Jalan Jenderal Soeharto Kupang yang Menyimpan Banyak Kisah
Dulu Jalan Soeharto itu namanya Motorpol yang dimulai dari Komdak (sekarang Polda NTT) hingga ke pertigaan Oepol (sekarang Oepura)
Editor: Eko Sutriyanto
TRIBUNNEWS.COM, KUPANG -- Tahukah Anda berapa umur Jalan Jenderal Soeharto yang membentang dari Oepura hingga Naikoten Kupang?
Tahun 2017 ini usianya sudah lebih dari setengah abad.
Jalan protokol itu diberi nama Soeharto sejak tahun 1966.
Soeharto merupakan jalan protokol di ibukota Provinsi Nusa Tenggara Timur (NTT) ini.
Posisinya sangat strategis, sambung-menyambung dengan jalan lain yang mengusung nama para tokoh nasional yaitu Jalan Jenderal Soedirman (Naikoten- Kuanino), Jalan Mohammad Hatta (Kuanino-Fontein) dan Jalan Soekarno (Fontein hingga kota lama Kupang).

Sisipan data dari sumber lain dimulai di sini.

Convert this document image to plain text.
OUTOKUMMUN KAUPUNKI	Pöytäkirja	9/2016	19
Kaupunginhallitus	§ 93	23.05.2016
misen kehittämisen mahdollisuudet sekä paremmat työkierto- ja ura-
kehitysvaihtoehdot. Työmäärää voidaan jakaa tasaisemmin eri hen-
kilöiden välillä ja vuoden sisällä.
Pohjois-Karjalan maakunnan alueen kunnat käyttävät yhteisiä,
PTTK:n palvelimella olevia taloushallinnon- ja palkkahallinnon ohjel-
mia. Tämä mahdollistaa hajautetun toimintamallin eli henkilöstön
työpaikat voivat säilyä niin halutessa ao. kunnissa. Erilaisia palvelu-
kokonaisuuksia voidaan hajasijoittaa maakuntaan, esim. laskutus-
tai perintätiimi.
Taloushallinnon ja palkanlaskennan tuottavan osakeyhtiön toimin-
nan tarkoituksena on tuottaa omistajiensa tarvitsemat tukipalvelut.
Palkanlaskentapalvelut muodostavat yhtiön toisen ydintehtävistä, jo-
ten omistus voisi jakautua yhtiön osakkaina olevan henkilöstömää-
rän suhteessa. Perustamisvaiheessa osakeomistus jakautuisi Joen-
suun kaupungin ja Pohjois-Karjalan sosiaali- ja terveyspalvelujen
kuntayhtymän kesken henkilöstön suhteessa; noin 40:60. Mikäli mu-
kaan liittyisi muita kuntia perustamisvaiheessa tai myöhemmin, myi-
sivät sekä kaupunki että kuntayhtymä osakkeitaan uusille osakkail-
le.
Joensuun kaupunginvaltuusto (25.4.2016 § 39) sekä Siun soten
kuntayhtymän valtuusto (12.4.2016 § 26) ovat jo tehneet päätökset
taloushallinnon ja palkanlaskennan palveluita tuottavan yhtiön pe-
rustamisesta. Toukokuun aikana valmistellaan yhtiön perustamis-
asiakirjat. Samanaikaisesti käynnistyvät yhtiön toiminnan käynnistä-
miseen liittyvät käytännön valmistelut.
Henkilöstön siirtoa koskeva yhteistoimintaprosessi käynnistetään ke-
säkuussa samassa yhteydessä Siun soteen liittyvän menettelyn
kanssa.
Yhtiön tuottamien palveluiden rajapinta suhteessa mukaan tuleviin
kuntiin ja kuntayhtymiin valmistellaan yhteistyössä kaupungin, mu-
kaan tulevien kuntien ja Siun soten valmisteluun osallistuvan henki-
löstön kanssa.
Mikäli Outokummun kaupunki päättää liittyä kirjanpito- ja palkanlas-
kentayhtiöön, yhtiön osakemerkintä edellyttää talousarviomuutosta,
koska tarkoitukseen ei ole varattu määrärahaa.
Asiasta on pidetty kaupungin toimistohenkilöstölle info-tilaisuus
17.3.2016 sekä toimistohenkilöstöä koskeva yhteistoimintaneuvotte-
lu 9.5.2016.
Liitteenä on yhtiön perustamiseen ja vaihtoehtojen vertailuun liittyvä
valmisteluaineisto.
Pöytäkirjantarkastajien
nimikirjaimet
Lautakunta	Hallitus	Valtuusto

Mantan Wakil Gubernur NTT, Esthon L Foenay, M.Si mengatakan, dulu Jalan Soeharto itu namanya Motorpol yang dimulai dari Komdak (sekarang Polda NTT) hingga ke pertigaan Oepol (sekarang Oepura).
"Kenapa dinamakan motorpol karena di depan Komdak itu adalah tempat pemeriksaan semua kendaraan bermotor," kata Esthon, Rabu (7/6/2017).
Menurut Esthon, pemberian nama jalan Soeharto di Kupang itu dilakukan setelah Soeharto menjabat Presiden ke-2 RI dan Kabupaten Kupang saat itu dijabat Bupati Anton Hadi.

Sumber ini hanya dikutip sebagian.